Allen played a crucial role in the Raiders' last title, when he won the MVP award in the 1984 Super Bowl. He ran for 191 yards that day, including a spectacular 74-yard touchdown. In 1985, he won the league's MVP after rushing for 1,759 yards.
But a contract dispute with Davis, who called Allen "a cancer on the team," prompted him to leave for Kansas City. He spent four more productive seasons with the Chiefs before retiring after the 1997 season.
"I had a problem with one individual, which made my stay uncomfortable," Allen said of his years with the Raiders and Davis.

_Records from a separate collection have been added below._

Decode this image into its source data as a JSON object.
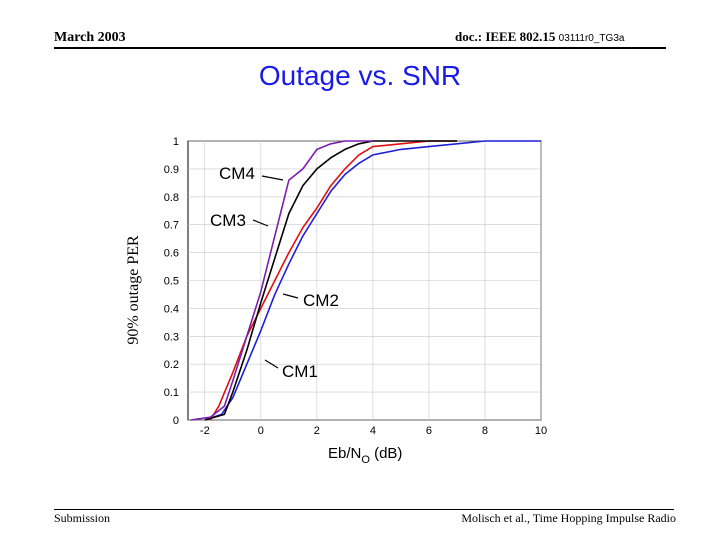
{
  "header": {
    "date": "March 2003",
    "doc_main": "doc.: IEEE 802.15",
    "doc_small": "03111r0_TG3a"
  },
  "footer": {
    "left": "Submission",
    "right": "Molisch et al., Time Hopping Impulse Radio"
  },
  "colors": {
    "title": "#1a1ae6",
    "CM1": "#1f1fd6",
    "CM2": "#e01010",
    "CM3": "#000000",
    "CM4": "#7a1fb0"
  },
  "chart_data": {
    "type": "line",
    "title": "Outage vs. SNR",
    "xlabel": "Eb/N",
    "xlabel_sub": "O",
    "xlabel_unit": " (dB)",
    "ylabel": "90% outage PER",
    "xlim": [
      -2.6,
      10
    ],
    "ylim": [
      0,
      1
    ],
    "xticks": [
      -2,
      0,
      2,
      4,
      6,
      8,
      10
    ],
    "yticks": [
      0,
      0.1,
      0.2,
      0.3,
      0.4,
      0.5,
      0.6,
      0.7,
      0.8,
      0.9,
      1
    ],
    "grid": true,
    "series": [
      {
        "name": "CM1",
        "x": [
          -2.0,
          -1.4,
          -1.0,
          -0.5,
          0.0,
          0.5,
          1.0,
          1.5,
          2.0,
          2.5,
          3.0,
          3.5,
          4.0,
          5.0,
          6.0,
          7.0,
          8.0,
          10.0
        ],
        "y": [
          0.0,
          0.02,
          0.08,
          0.2,
          0.32,
          0.45,
          0.56,
          0.66,
          0.74,
          0.82,
          0.88,
          0.92,
          0.95,
          0.97,
          0.98,
          0.99,
          1.0,
          1.0
        ]
      },
      {
        "name": "CM2",
        "x": [
          -1.8,
          -1.5,
          -1.0,
          -0.5,
          0.0,
          0.5,
          1.0,
          1.5,
          2.0,
          2.5,
          3.0,
          3.5,
          4.0,
          5.0,
          6.0,
          7.0
        ],
        "y": [
          0.0,
          0.05,
          0.17,
          0.3,
          0.4,
          0.5,
          0.6,
          0.69,
          0.76,
          0.84,
          0.9,
          0.95,
          0.98,
          0.99,
          1.0,
          1.0
        ]
      },
      {
        "name": "CM3",
        "x": [
          -2.0,
          -1.3,
          -1.0,
          -0.5,
          0.0,
          0.5,
          1.0,
          1.5,
          2.0,
          2.5,
          3.0,
          3.5,
          4.0,
          5.0,
          6.0,
          7.0
        ],
        "y": [
          0.0,
          0.02,
          0.1,
          0.25,
          0.42,
          0.58,
          0.74,
          0.84,
          0.9,
          0.94,
          0.97,
          0.99,
          1.0,
          1.0,
          1.0,
          1.0
        ]
      },
      {
        "name": "CM4",
        "x": [
          -2.5,
          -1.8,
          -1.3,
          -1.0,
          -0.5,
          0.0,
          0.5,
          1.0,
          1.5,
          2.0,
          2.5,
          3.0,
          4.0
        ],
        "y": [
          0.0,
          0.01,
          0.05,
          0.14,
          0.3,
          0.46,
          0.66,
          0.86,
          0.9,
          0.97,
          0.99,
          1.0,
          1.0
        ]
      }
    ],
    "annotations": [
      {
        "text": "CM4",
        "series": "CM4"
      },
      {
        "text": "CM3",
        "series": "CM3"
      },
      {
        "text": "CM2",
        "series": "CM2"
      },
      {
        "text": "CM1",
        "series": "CM1"
      }
    ]
  }
}
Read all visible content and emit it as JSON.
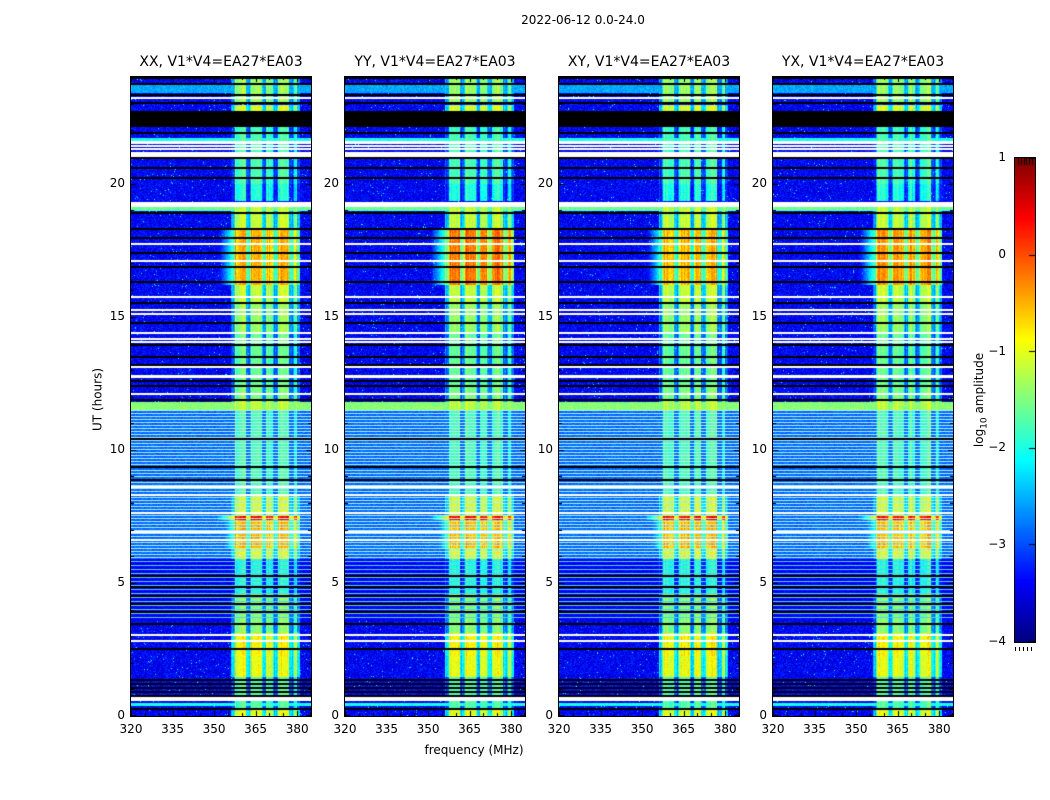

It was the start of a brilliant career. Allen became the first player in NFL history with 10,000 yards rushing and 5,000 receiving; he finished with 12,243 rushing and 5,411 receiving. He scored 145 touchdowns and was regarded as one of the game's best goal-line and short yardage runners.
Bethea played 16 seasons, all with the Houston Oilers. He made the Pro Bowl eight times and led the team in sacks six times, finishing his career with 105.
DeLamielleure played 13 seasons with Buffalo and Cleveland and was the lead blocker for Hall of Famer O.J. Simpson, who became the NFL's first 2,000-yard rusher in 1973.
Lofton played 16 seasons at wide receiver and had more than 50 catches in a season nine times. He was the first NFL player to score a touchdown in three different decades and finished his career with 764 catches for 14,004 yards and 75 touchdowns.
Stram coached for 17 seasons, starting with the AFL's Dallas Texans, who moved to Kansas City. He was with the franchise from 1960-74 and then coached in New Orleans for two more seasons. He led the Chiefs to two Super Bowls, losing the first one to Green Bay and then beating Minnesota after the 1969 season.